During the growing season, it is also advisable to fertilize the pokeweed every three to four weeks with some compost or horn shavings.
Care / Pruning
A cut of Phytolacca americana is usually not necessary. You can prevent the ornamental plant from multiplying by self-sowing by cutting off the inflorescence after they have faded. If you want to completely remove the plant from your garden, the entire taproot must be excavated completely. In order to avoid skin irritation, it is better to wear gloves during all care measures.
Diseases and pests
American pokeweed is a very robust, wide-spreading perennial with hardly any plant diseases or pests. Even with snails, the plant has no problems – on the contrary: the poisonous parts of the plants, especially the seeds and roots of the pokeweed, keep the pests at a distance and are even used as a natural control agent.
The pokeweed is a perennial plant that withstands the winter in mild locations without damage. While the American pokeweed perennial can be somewhat sensitive to severe frosts, the Indian form is somewhat more resistant. When the first cold days in November announce the beginning of winter, the fruit stands dry up, the plant withers and dries up. The beet-like taproot usually survives the winter months without problems and sprouts again in spring. For protection, you should cut the plant close to the ground in autumn after the leaves have withered and cover it with some brushwood, straw or dry leaves.
To be on the safe side in order to enjoy American pokeweed again next year, collect some berries in the fall, take the seeds from them and multiply the plant by sowing.
Use in the garden
The pokeweed is best used alone or in small groups. The ornamental plant also cuts a fine figure in combination with other leafy ornamental plants or on the edge of trees.

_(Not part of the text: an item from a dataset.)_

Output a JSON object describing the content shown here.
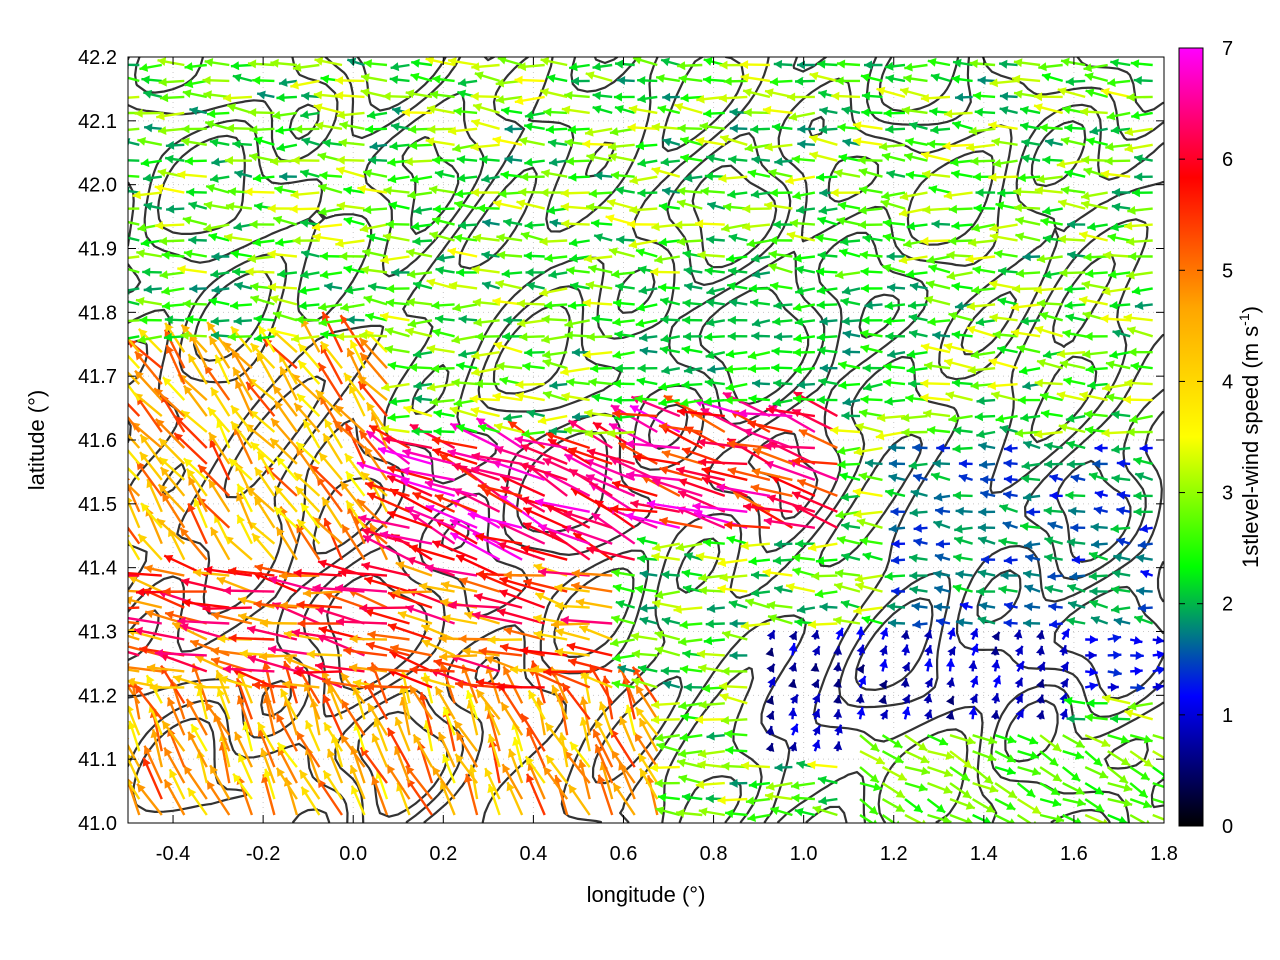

The fruits serve as food for numerous birds in autumn and winter. With regard to its toxicity, it is better not to plant the pokeweed where children play nearby. The red dye in the berries is similar to that of the beetroot and was formerly used, among other things, to dye red wine or textiles. The plant was also used as an emetic and laxative in her home country.
I have some Pokeweed that is drying. I wonder if it would be safe to use those stems and branches (without the leaves) to put small battery operated lights on for the Holidays? Do any of the poisons persist in the dried stems without leaves?
The roots and the seeds are poisonous. The stems should therefor be safe. But I also do not recommend eating those.